Every three years, as a part of its national governance cycle, Girl Scouting hosts the National Council Session (NCS) to discuss and vote on proposals aimed at the betterment of the organization. For 2026, there will be three proposals on the agenda. Interestingly enough, two of them cover topics that get the membership in a lather when you mess with them: membership dues and cookies. I’ve written about the one involving membership dues already. Time for me to tackle the other one.
Specifically, this proposal is about GSUSA’s licensing of its cookie flavors. The Girl Scouts of Kansas Heartland council sponsored a proposal (with quite a long title) called Preservation of Girl Scout Leadership Experience Relating to the Entrepreneurship Program. You can read the entire proposal here on GSG. To get to the point, Kansas Heartland wants to suspend any third-party food products using the likeness or branding of Girl Scout cookies during the entirety of fall product and cookie seasons for all councils. In other words, they don’t want Walmart placing Thin Mint PopTarts on the shelves while girls are selling fall product or cookies anywhere in the country.
I’ve found through the years that there’s a sizable number of folks who believe that these licensed products negatively affect cookie sales. They feel that these items compete against cookies and that having them available dilutes the exclusivity of Girl Scout cookies which are only sold a few weeks out of the year. And they’re very passionate about this belief, as anything cookie related usually goes. At one point early on in my Girl Scout volunteer career, I might have been more sympathetic to this viewpoint, but I’m now skeptical that these products are in competition with cookies.
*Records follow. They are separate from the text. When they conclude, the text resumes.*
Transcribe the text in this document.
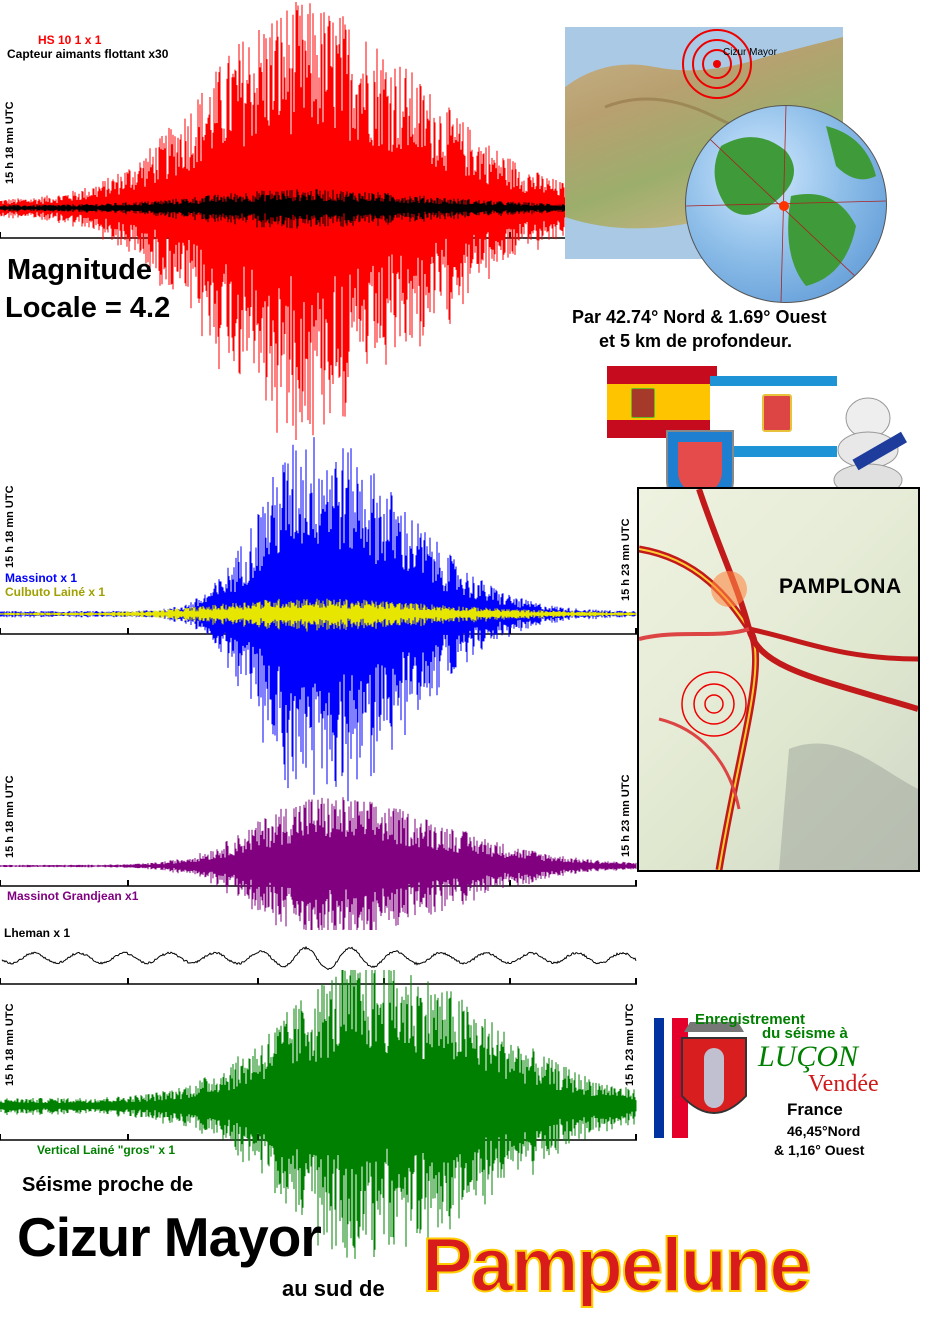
HS 10 1 x 1
Capteur aimants flottant x30
15 h 18 mn UTC
15 h 18 mn UTC	15 h 23 mn UTC
15 h 18 mn UTC	15 h 23 mn UTC
15 h 18 mn UTC	15 h 23 mn UTC
Magnitude
Locale = 4.2
Massinot x 1
Culbuto Lainé x 1
Massinot Grandjean x1
Lheman x 1
Vertical Lainé "gros" x 1
Cizur Mayor
Par 42.74° Nord & 1.69° Ouest
et 5 km de profondeur.
PAMPLONA
Enregistrement
du séisme à
LUÇON
Vendée
France
46,45°Nord
& 1,16° Ouest
Séisme proche de
Cizur Mayor
au sud de Pampelune
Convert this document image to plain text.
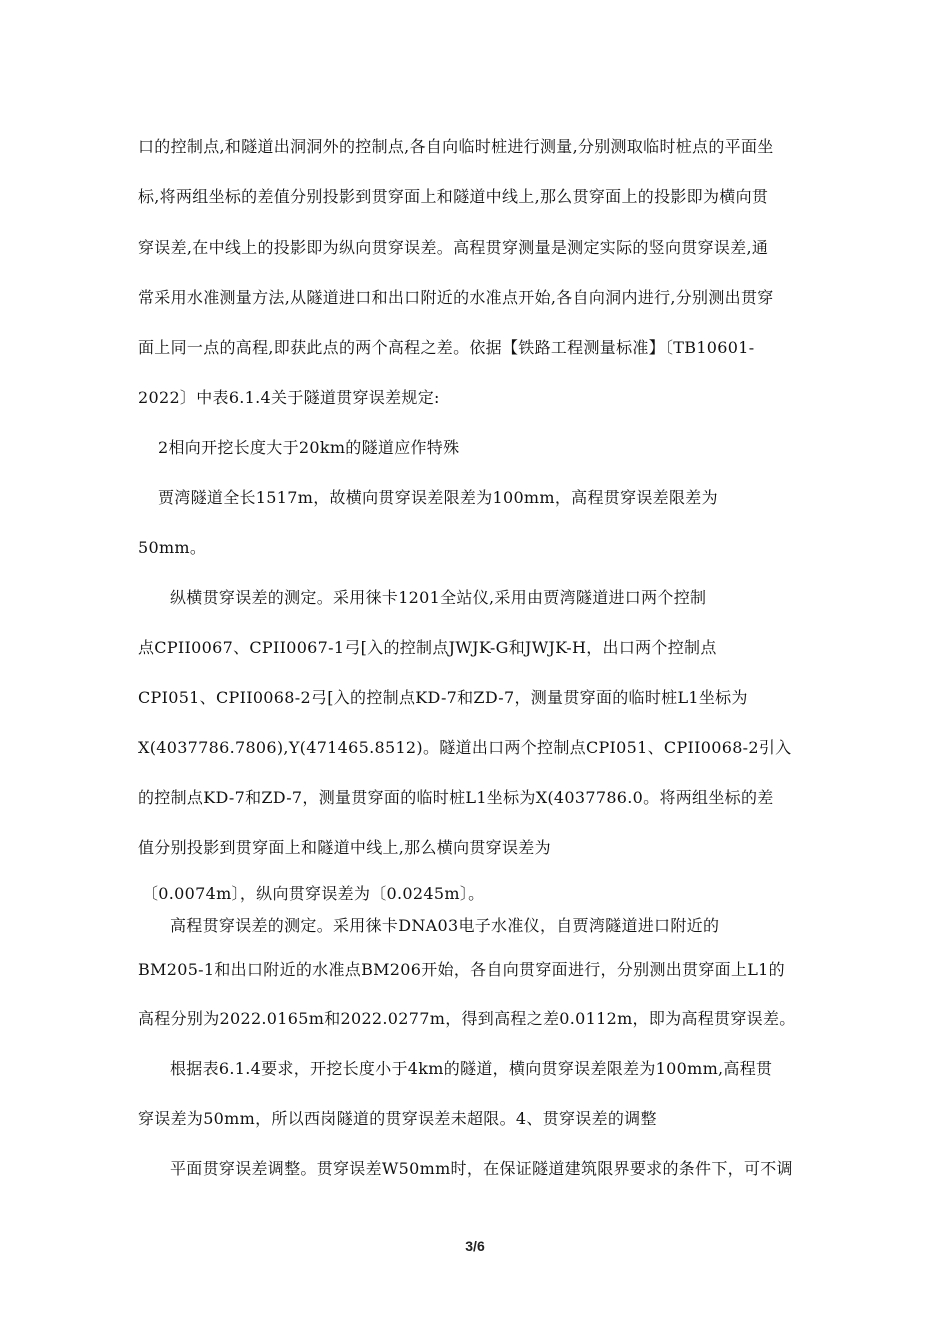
口的控制点,和隧道出洞洞外的控制点,各自向临时桩进行测量,分别测取临时桩点的平面坐
标,将两组坐标的差值分别投影到贯穿面上和隧道中线上,那么贯穿面上的投影即为横向贯
穿误差,在中线上的投影即为纵向贯穿误差。高程贯穿测量是测定实际的竖向贯穿误差,通
常采用水准测量方法,从隧道进口和出口附近的水准点开始,各自向洞内进行,分别测出贯穿
面上同一点的高程,即获此点的两个高程之差。依据【铁路工程测量标准】〔TB10601-
2022〕中表6.1.4关于隧道贯穿误差规定:
2相向开挖长度大于20km的隧道应作特殊
贾湾隧道全长1517m，故横向贯穿误差限差为100mm，高程贯穿误差限差为
50mm。
纵横贯穿误差的测定。采用徕卡1201全站仪,采用由贾湾隧道进口两个控制
点CPII0067、CPII0067-1弓[入的控制点JWJK-G和JWJK-H，出口两个控制点
CPI051、CPII0068-2弓[入的控制点KD-7和ZD-7，测量贯穿面的临时桩L1坐标为
X(4037786.7806),Y(471465.8512)。隧道出口两个控制点CPI051、CPII0068-2引入
的控制点KD-7和ZD-7，测量贯穿面的临时桩L1坐标为X(4037786.0。将两组坐标的差
值分别投影到贯穿面上和隧道中线上,那么横向贯穿误差为
〔0.0074m〕，纵向贯穿误差为〔0.0245m〕。
高程贯穿误差的测定。采用徕卡DNA03电子水准仪，自贾湾隧道进口附近的
BM205-1和出口附近的水准点BM206开始，各自向贯穿面进行，分别测出贯穿面上L1的
高程分别为2022.0165m和2022.0277m，得到高程之差0.0112m，即为高程贯穿误差。
根据表6.1.4要求，开挖长度小于4km的隧道，横向贯穿误差限差为100mm,高程贯
穿误差为50mm，所以西岗隧道的贯穿误差未超限。4、贯穿误差的调整
平面贯穿误差调整。贯穿误差W50mm时，在保证隧道建筑限界要求的条件下，可不调
3/6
I think the knock-off cookies found at Aldi and Dollar Tree are much more of a threat. Last year, I started a goofy series of videos where I taste test GSUSA licensed products. And I’ve found that the VAST majority of them taste nothing like the cookies at all, so I really don’t believe anyone would pass up buying cookies just because they could get Caramel Coconut cupcakes instead.
GSUSA ran some research and found that its licensing deals actually accentuate and protect our cookie branding. I would love to point you to this research, but it’s behind closed doors on the GSUSA delegate website. I only know about it because my council’s National Delegates shared it with us during a delegate meeting. Hopefully yours will too, and if they don’t, then find out who they are and ask them about it if you’re interested.
Another issue with this proposal is the fact that it limits licensing to months when NO councils are running their fall product and cookie programs. Well, that leaves pretty much June and July because all councils stagger their programs at different times of the year. And while I’m no contract attorney, I seriously doubt any company interested in licensing GS cookie flavors will agree to a limitation where they can only sell their product two months out of the year. So if this proposal passes, that means you’ll only see cookie licensing on non-food items like body wash and makeup.
Some question where the licensing money goes and believe that troops should get a direct cut of anything cookie related. While I personally am not bothered by those things, I do believe our licensing deals are a double-edged sword. On one hand, we’re blessed to have a product that’s popular with the mainstream that brings in needed revenue. Girl Scouts from top to bottom would look DRASTICALLY different if we didn’t have cookies. On the other hand, licensing cookie products just further cements the popular belief that Girl Scouts is only about cookies. But I’m starting to stray off-topic and away from the proposal’s original intent.
While I think this proposal could be seen as “dangerous” for a variety of reasons, I do think it brings to the forefront some issues that have been nagging at the organization for a while now, and it’s given GSUSA an opportunity to respond to those concerns and discuss its licensing program in more detail. Not all proposals are destined to pass, but they still serve a purpose.